Als je graag Piep leest, dan zijn er wat dingen die je moet weten. Over wat de muizenwereld beweegt. Als mens is het natuurlijk lastig om je daarin te verplaatsen.
Piep behoort tot de veel voorkomende gewone grijze muizen. De weinig opvallende kleur is kenmerkend. Je ziet ze overal. Woestijnmuizen bijvoorbeeld kom je eigenlijk nooit tegen in de boomgaard. Op enkelen na, die helpen met het oogsten van walnoten. Ze wonen ergens in het oude bungalowpark een eind verderop. Wat hij over ze weet is dat ze niet grijs zijn maar toch nuttig.
Wat je wel ziet in de boomgaard zijn woelmuizen. Ze zijn te herkennen aan de donkere kringen onder hun ogen. Zitten hele charmante muisjes bij en ze vinden Piep ook wel leuk. Tintje, de mooiste gemêleerd grijze is z’n vriendin. Ze slaapt af en toe een paar nachtjes bij Piep. Dat is gezellig, maar je wilt ook wel eens de rest van de nacht rustig kunnen slapen vindt Piep
Dan zijn er nog de muizen die elke dag met de auto naar de stad rijden. Altijd maar onderweg. De spitsmuizen. Het zijn grijze muizen dat wel, maar ook een beetje anders. Ze zijn meer moe en minder blij denkt Piep.
Piep zelf heeft een groentewinkeltje bij huis en verkoopt wat hij verzamelt. Het is net walnotenseizoen
Piep is een denker en vraagt zich vaak af waarom hij een grijze muis is. Word je zo geboren? Of zijn er omstandigheden die je zo maken? Grijs. De kleur van z’n vachtje is genetisch bepaald, daar had je het maar mee te doen. Maar zit die kleur ook vanbinnen?
Al had je last van slapeloosheid, dan nog verander je niet in een woelmuis. Die zijn echt anders. Maar hoe dan? Misschien eens naar de overeenkomsten kijken. De meeste muizen lusten graag kaas. Maar lust een woestijnmuis dat ook? Zouden ze die van kamelenmelk maken? Geen idee. En hoe zou dat dan smaken? Vragen genoeg. Zijn er woestijnmuizen die vanbinnen grijs zijn? Je kon er niet even stiekem naast gaan staan om de kleur te vergelijken. Vanbinnen is vanbinnen.

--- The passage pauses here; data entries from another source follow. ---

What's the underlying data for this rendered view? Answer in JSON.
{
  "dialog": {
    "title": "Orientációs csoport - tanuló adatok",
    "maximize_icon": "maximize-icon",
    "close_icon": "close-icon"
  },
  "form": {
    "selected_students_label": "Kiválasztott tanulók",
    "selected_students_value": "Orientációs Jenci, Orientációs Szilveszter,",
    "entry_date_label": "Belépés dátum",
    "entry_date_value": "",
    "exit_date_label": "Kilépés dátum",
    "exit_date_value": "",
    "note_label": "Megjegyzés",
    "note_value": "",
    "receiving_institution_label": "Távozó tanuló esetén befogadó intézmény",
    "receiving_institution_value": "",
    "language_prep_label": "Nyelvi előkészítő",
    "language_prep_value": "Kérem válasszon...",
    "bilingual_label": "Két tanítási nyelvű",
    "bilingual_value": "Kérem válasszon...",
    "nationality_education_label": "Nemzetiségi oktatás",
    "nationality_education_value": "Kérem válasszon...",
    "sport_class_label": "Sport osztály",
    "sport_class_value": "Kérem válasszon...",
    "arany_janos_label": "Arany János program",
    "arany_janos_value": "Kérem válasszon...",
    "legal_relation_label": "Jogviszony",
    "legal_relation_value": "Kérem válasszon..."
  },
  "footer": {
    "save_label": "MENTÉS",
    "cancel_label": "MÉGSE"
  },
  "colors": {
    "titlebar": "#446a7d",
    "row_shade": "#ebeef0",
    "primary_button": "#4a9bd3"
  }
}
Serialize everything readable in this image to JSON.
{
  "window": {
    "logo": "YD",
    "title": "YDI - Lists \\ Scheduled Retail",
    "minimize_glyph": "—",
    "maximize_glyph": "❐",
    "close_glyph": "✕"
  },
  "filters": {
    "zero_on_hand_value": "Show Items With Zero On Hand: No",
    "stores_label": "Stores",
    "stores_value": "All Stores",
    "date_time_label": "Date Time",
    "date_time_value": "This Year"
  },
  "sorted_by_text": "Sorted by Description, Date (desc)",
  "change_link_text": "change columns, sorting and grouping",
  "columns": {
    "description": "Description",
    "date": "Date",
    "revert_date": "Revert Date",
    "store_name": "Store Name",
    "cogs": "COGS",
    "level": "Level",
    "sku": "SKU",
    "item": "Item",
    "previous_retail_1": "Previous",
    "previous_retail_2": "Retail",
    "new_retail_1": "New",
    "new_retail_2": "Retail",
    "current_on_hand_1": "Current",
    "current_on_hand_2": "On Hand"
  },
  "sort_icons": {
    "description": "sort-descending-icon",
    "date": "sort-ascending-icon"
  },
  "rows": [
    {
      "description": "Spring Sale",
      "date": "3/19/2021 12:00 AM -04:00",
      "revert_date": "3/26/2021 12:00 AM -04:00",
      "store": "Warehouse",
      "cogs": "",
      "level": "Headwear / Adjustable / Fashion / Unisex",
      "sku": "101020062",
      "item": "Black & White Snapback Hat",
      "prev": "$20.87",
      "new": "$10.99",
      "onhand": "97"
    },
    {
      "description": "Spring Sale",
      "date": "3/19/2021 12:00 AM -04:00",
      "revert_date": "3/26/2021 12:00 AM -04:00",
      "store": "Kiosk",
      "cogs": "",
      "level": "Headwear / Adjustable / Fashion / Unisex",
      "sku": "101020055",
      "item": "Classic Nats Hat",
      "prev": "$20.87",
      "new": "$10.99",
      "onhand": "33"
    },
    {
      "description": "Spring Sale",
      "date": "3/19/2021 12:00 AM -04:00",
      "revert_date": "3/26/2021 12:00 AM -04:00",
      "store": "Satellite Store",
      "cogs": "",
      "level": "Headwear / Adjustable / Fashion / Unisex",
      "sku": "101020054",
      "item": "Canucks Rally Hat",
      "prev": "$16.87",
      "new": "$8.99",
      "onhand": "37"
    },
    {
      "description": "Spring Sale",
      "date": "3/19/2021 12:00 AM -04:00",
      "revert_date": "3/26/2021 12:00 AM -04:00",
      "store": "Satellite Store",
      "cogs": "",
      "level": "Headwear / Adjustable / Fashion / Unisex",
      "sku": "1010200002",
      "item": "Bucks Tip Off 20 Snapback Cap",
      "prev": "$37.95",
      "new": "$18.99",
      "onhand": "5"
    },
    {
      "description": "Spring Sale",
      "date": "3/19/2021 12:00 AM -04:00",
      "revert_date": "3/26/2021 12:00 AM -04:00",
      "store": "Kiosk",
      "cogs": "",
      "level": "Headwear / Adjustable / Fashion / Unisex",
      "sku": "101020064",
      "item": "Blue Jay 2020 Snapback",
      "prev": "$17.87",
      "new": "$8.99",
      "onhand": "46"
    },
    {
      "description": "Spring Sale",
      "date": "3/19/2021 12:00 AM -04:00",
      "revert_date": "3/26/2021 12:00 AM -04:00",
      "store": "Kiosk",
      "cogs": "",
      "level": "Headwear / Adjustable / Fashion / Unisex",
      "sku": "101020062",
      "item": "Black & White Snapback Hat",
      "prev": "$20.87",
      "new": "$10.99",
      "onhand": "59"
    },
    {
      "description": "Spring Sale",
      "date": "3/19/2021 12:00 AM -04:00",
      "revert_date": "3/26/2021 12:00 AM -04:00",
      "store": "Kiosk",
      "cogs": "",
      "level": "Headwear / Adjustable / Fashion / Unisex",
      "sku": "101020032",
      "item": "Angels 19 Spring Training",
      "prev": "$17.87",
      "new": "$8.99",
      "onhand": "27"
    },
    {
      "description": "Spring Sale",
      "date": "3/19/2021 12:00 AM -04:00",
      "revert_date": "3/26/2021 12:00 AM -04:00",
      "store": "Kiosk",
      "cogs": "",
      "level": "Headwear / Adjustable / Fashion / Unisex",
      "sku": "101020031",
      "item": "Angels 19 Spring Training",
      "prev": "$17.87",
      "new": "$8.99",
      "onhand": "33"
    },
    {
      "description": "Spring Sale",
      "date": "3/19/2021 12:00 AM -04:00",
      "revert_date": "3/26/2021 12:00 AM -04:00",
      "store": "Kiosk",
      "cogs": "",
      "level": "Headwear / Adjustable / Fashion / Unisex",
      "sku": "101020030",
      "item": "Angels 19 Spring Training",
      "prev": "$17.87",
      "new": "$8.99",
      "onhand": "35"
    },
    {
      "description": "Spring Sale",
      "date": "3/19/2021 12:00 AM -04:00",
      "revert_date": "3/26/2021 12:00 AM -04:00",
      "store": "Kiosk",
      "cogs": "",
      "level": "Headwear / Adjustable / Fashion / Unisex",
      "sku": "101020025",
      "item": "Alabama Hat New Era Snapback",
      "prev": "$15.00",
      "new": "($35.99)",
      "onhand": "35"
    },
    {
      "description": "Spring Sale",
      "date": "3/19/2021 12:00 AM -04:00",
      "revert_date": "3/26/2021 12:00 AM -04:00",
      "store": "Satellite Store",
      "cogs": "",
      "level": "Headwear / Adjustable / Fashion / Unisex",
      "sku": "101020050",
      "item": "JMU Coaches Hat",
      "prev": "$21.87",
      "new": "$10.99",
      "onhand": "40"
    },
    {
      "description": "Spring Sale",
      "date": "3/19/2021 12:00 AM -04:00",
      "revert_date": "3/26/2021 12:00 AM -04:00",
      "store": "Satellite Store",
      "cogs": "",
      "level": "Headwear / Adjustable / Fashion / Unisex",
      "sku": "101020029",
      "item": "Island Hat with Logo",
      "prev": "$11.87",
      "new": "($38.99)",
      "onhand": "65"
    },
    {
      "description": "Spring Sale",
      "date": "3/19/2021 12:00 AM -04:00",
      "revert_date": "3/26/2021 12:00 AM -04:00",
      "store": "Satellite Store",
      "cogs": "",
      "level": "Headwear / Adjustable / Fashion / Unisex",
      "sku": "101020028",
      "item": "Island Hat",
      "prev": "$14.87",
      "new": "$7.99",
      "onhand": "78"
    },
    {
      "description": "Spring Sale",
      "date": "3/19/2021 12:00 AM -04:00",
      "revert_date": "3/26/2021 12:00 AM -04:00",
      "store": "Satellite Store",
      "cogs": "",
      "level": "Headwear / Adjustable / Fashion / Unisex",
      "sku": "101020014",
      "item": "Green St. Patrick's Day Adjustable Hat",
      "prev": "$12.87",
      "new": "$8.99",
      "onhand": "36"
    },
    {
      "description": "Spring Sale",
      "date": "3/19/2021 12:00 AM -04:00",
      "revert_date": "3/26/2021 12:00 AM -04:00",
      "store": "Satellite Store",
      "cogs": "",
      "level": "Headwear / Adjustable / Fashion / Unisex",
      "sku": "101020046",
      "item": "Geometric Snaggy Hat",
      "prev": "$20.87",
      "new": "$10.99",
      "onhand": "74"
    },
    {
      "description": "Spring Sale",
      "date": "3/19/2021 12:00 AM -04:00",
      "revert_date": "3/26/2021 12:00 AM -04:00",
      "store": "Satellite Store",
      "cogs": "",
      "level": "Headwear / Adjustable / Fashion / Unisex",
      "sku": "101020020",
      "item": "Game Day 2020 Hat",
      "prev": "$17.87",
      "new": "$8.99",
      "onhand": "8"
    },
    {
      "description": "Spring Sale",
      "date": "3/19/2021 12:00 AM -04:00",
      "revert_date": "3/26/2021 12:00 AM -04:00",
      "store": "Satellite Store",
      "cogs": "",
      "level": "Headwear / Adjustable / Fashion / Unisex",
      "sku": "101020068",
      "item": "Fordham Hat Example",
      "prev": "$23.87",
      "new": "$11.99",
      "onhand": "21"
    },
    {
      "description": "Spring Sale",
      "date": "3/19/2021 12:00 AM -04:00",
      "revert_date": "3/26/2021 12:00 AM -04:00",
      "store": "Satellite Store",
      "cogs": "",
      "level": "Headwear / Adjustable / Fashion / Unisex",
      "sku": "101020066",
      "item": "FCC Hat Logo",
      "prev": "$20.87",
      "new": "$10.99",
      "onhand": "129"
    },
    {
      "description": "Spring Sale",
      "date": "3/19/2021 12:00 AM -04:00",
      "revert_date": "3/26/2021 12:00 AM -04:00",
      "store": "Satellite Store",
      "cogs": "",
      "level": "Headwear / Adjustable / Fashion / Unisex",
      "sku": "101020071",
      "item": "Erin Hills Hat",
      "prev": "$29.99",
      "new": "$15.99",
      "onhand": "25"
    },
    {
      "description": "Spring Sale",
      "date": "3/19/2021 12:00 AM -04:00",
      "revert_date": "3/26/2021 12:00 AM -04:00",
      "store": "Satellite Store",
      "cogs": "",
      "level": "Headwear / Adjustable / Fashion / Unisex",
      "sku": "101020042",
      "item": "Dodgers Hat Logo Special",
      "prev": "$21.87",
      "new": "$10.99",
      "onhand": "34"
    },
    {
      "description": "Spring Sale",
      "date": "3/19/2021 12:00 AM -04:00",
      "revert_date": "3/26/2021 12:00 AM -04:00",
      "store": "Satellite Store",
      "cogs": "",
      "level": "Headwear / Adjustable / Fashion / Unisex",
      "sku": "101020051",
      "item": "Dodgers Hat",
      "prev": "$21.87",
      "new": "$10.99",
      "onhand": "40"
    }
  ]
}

Er is eigenlijk maar een manier om erachter te komen. Met ze praten. Probleem, woestijnmuizen praten raar. Je verstaat ze niet. Ze zijn elk jaar een paar maanden hier, maar grijzemuizentaal leren ze niet.
Zijn andere grijze muizen dan grijs vanbinnen? En waarom dan, of niet? Heb je misschien ook lichtgrijs en donkergrijs?
Piep krijgt pijn in z’n hoofd van al dat nadenken en jezelf dingen afvragen. Dat is niks voor een grijze muis. Je kan je ook te druk maken.
En toch wil hij het allemaal weten. Waarom weet een muis dat niet gewoon? Dan is misschien alleen je buitenkleur maar van tevoren bepaald. En de rest niet.
Dus als hij in de woestijn was geboren dan had hij kamelenkaas lekker gevonden. En dan zou hij vinden dat grijze muizen raar praten. Dat was een interessante gedachte.
Als het nu eens zo is, dat wat je denkt en vindt afhankelijk is van waar je geboren of opgegroeid bent, dan is niet alles zomaar de enige waarheid. Je weet gewoon niet beter. Totdat je met die ander praat.
Piep viel in slaap en droomde over kamelen en walnoten. Over kamelenmelk waar je geen kaas van kan maken en over walnoten die voor altijd aan de boom hangen.
Met een schokje tuimelde Piep in het universum van de nog niet gedachte gedachten. Nieuwe gedachten twinkelen er als sterren aan de hemel. Kom maar Piep, zeggen ze zacht. Denk mij.